Controls for the dispositional confound. If Cell 2 practitioners appear evaluatively intact because they are systematic by temperament (not because shallow engagement preserved their criteria), the PSF claim weakens. This dimension is orthogonal to the 2x2: it describes how someone approaches evaluation, not whether they adopted AI. Code from technology-history questions and general (non-AI-specific) descriptions of their evaluation process.
| Code | Label | Indicators |
|---|---|---|
| O | Opportunistic | Grabs the fastest available signal and moves on. Evaluates by whatever is most legible in the moment. Pre-AI: relied on test pass rates, manager approval, or "it shipped." Post-AI: relies on whichever proxy AI makes effortlessly available. Phrases like "I look at what's fastest and iterate from there." |
| P | Pragmatic | Weighs tradeoffs situationally. Uses proxies when stakes are low, shifts to accountable criteria when stakes are high. Calibrates effort to perceived risk. Phrases like "It depends on the context and the risk" or "For a quick fix I trust it, for core infrastructure I check everything." |
| S | Systematic | Builds evaluative frameworks deliberately. Maintains explicit criteria checklists (mental or written). Evaluates against failure modes by default, not just when prompted. Phrases like "I check against a list of things that have burned me before" or "I always ask what happens at 3am when nobody's watching." |
Systematic × Cell 1: The strongest test case. If a systematic practitioner in Cell 1 still shows a wide SAI-CAD gap, the proxy seduction claim is strong because their disposition should have protected them. If they show a narrow gap, they represent a natural resistance case worth probing for recovery mechanisms.
Opportunistic × Cell 1: Potential boundary condition. If opportunistic Cell 1 practitioners had thin criteria vocabulary even when describing pre-AI work, AI did not seduce them away from accountable criteria. They were never oriented that way. Wide gaps here may overstate PSF's explanatory reach.

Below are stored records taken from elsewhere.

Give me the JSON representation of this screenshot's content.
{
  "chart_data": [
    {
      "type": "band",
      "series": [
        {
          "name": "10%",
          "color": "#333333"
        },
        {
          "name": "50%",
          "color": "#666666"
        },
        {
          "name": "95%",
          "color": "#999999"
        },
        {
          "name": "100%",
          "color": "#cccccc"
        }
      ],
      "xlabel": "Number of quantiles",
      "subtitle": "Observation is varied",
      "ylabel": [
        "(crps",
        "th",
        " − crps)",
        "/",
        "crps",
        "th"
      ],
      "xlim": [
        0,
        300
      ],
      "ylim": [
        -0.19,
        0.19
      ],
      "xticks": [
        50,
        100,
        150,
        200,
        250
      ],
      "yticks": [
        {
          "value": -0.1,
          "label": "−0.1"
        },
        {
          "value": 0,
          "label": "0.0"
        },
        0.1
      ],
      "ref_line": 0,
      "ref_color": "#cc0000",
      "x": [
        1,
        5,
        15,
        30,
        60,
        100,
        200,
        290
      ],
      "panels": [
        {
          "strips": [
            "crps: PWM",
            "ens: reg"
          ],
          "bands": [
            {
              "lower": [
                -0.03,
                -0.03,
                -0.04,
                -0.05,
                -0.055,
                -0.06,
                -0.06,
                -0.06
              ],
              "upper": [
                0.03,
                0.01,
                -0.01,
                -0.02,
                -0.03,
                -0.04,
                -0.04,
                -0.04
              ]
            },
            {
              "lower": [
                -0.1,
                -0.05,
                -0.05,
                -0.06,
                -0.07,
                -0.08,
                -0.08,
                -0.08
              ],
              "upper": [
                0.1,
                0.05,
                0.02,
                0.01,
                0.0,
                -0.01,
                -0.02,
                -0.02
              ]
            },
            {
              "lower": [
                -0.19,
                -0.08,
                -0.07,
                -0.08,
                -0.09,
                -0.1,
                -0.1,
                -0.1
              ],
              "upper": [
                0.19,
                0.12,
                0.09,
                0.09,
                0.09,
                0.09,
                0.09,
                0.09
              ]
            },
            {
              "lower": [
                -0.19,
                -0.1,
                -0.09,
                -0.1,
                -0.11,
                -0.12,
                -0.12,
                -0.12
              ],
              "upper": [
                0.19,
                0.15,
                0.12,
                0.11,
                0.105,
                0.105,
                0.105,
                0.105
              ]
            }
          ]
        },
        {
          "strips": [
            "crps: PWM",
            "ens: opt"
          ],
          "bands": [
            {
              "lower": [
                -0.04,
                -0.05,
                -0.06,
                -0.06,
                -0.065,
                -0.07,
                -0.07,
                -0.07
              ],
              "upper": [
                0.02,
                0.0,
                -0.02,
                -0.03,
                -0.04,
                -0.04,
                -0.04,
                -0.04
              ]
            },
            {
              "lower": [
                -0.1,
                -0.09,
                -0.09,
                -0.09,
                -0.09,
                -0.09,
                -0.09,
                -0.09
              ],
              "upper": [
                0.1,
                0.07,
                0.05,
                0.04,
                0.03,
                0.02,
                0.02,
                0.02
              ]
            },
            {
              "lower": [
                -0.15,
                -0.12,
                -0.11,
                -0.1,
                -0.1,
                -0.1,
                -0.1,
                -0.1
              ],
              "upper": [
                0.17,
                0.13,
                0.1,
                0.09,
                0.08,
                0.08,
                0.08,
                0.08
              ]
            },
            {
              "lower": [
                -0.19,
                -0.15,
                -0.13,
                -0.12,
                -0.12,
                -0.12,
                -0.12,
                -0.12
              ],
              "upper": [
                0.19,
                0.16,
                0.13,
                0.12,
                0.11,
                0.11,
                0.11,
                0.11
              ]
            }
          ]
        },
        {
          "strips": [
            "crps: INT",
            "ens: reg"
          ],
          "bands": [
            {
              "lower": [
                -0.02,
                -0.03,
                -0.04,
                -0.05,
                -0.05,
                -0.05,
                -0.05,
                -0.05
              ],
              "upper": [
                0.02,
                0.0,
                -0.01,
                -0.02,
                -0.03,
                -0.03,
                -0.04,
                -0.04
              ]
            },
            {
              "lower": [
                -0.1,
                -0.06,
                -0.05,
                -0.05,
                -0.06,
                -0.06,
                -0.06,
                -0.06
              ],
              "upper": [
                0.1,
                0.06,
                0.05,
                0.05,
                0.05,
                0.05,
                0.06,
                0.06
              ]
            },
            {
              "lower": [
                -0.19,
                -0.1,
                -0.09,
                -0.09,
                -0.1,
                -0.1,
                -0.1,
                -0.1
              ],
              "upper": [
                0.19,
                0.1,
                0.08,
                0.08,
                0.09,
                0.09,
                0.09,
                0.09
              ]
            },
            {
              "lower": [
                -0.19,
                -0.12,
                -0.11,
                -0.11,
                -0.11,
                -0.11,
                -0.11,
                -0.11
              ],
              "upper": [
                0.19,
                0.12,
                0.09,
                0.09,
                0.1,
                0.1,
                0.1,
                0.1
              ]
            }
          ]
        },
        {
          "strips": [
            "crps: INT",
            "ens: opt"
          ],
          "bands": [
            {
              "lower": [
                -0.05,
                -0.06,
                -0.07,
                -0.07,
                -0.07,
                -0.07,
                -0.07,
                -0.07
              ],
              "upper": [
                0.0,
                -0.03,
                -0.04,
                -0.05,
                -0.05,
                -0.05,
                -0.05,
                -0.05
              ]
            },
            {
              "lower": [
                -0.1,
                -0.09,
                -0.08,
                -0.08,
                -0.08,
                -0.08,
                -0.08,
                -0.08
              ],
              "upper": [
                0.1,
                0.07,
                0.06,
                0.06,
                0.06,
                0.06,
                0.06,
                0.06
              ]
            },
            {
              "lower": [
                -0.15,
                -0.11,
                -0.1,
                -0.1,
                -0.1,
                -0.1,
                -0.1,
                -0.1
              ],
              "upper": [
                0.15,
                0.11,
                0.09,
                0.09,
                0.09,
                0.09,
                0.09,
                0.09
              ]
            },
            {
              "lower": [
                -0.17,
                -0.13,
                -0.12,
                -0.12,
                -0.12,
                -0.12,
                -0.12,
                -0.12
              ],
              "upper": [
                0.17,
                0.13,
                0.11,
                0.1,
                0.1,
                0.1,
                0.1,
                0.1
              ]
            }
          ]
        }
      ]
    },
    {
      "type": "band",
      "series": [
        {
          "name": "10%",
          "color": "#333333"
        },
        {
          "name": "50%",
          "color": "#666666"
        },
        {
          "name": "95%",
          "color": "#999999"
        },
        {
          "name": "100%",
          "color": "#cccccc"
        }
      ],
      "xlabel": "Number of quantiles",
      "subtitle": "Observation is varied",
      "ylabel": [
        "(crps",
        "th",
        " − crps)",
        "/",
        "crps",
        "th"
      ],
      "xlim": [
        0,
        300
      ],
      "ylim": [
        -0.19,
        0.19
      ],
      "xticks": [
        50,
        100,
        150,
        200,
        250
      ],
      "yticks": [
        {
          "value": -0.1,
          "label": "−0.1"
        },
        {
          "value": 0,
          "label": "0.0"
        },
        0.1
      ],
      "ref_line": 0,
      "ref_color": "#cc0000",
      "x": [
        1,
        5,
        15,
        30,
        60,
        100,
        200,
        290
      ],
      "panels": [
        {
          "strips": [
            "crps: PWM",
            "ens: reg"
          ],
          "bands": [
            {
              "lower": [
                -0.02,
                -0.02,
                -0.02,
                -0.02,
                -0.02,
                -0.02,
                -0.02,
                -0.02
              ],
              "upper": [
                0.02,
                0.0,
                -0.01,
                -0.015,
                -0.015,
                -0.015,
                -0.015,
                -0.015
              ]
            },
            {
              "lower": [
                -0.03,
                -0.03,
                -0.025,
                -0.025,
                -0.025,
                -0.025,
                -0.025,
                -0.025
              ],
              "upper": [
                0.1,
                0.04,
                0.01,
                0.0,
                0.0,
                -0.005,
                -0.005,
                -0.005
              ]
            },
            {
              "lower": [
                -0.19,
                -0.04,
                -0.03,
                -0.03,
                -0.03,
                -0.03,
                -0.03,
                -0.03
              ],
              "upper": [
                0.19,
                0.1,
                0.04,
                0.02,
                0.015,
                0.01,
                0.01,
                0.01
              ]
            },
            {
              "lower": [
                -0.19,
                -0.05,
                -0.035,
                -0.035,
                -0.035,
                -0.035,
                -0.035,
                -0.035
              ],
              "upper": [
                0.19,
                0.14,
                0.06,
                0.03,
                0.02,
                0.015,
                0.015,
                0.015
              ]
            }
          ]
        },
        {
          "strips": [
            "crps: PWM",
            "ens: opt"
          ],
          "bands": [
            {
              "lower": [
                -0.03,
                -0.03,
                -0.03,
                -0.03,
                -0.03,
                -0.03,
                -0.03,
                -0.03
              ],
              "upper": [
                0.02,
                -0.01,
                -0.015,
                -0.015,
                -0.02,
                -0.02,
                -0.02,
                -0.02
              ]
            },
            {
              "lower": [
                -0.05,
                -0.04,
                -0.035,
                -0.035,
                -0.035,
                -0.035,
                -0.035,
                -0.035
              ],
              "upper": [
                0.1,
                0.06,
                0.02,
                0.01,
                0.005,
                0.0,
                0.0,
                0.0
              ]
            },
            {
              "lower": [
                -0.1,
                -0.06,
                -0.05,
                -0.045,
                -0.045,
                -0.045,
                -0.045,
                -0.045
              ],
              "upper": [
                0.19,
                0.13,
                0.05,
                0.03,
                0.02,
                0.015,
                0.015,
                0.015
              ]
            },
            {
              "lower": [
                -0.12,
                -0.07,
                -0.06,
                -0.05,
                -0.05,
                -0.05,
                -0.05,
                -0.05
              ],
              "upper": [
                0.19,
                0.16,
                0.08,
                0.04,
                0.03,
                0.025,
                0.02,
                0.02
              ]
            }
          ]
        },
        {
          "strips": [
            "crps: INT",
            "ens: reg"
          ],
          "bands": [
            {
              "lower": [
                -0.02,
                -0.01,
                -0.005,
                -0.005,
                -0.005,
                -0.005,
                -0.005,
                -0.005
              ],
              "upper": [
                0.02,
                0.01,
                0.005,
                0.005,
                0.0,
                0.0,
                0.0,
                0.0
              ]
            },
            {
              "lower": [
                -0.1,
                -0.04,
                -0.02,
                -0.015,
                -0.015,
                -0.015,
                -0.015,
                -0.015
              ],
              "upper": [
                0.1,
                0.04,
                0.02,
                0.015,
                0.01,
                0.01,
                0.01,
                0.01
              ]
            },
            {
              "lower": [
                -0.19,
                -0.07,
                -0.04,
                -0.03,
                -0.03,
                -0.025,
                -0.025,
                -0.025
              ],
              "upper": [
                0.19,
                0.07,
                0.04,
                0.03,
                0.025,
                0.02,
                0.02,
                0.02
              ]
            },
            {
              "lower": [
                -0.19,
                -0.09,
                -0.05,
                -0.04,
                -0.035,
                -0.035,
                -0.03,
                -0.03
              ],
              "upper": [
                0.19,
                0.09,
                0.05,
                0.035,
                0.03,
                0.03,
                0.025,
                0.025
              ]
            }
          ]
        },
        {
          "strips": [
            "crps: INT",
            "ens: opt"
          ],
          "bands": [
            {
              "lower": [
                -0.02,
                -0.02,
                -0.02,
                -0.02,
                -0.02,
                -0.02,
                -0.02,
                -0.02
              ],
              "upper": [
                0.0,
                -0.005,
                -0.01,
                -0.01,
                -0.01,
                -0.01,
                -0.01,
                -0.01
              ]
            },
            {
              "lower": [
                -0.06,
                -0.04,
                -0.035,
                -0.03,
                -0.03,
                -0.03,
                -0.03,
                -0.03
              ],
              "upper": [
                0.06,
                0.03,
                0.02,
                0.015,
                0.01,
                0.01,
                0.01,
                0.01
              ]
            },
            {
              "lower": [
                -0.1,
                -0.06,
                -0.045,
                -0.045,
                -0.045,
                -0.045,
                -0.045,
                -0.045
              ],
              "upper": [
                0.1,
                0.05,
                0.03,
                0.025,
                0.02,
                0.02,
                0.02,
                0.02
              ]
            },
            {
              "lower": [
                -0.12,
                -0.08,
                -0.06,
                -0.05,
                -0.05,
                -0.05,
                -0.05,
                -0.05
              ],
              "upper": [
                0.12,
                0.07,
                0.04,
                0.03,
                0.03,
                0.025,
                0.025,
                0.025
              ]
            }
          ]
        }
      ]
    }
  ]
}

Pragmatic × Cell 1 vs. Pragmatic × Cell 2: The directional test. PSF predicts AI engagement gradually shifts pragmatists toward the opportunistic end because proxy metrics become so much easier to access that the threshold for "when stakes are high enough" keeps rising. If pragmatic Cell 1 practitioners show wider gaps than pragmatic Cell 2 practitioners, that shift is the mechanism in action.
Cell 3 (any work style): If Cell 3 shows uniformly low CAD across all three work styles (opportunistic, pragmatic, and systematic juniors all scoring CAD 1-2), the premature arrest claim holds because the absence of criteria vocabulary cuts across dispositions.
Each pairing produces a JSON array for the dumbbell React component:
Pairings 1 and 3 use holistic rating scales. Defend with Saldana (2016) on magnitude coding and Miles, Huberman and Saldana (2020) on within-case and cross-case displays.
Pairing 2 uses frequency-based content analysis. Defend with Krippendorff (2018).
The dumbbell visualization is a form of Tufte's (1983) "paired comparison" display. It is a pattern-display device, not a statistical test. The visual precedes the argument.
Include full coding rubric in appendix or supplementary materials, following transparency norms in Pratt (2009) on crafting qualitative research for AMR.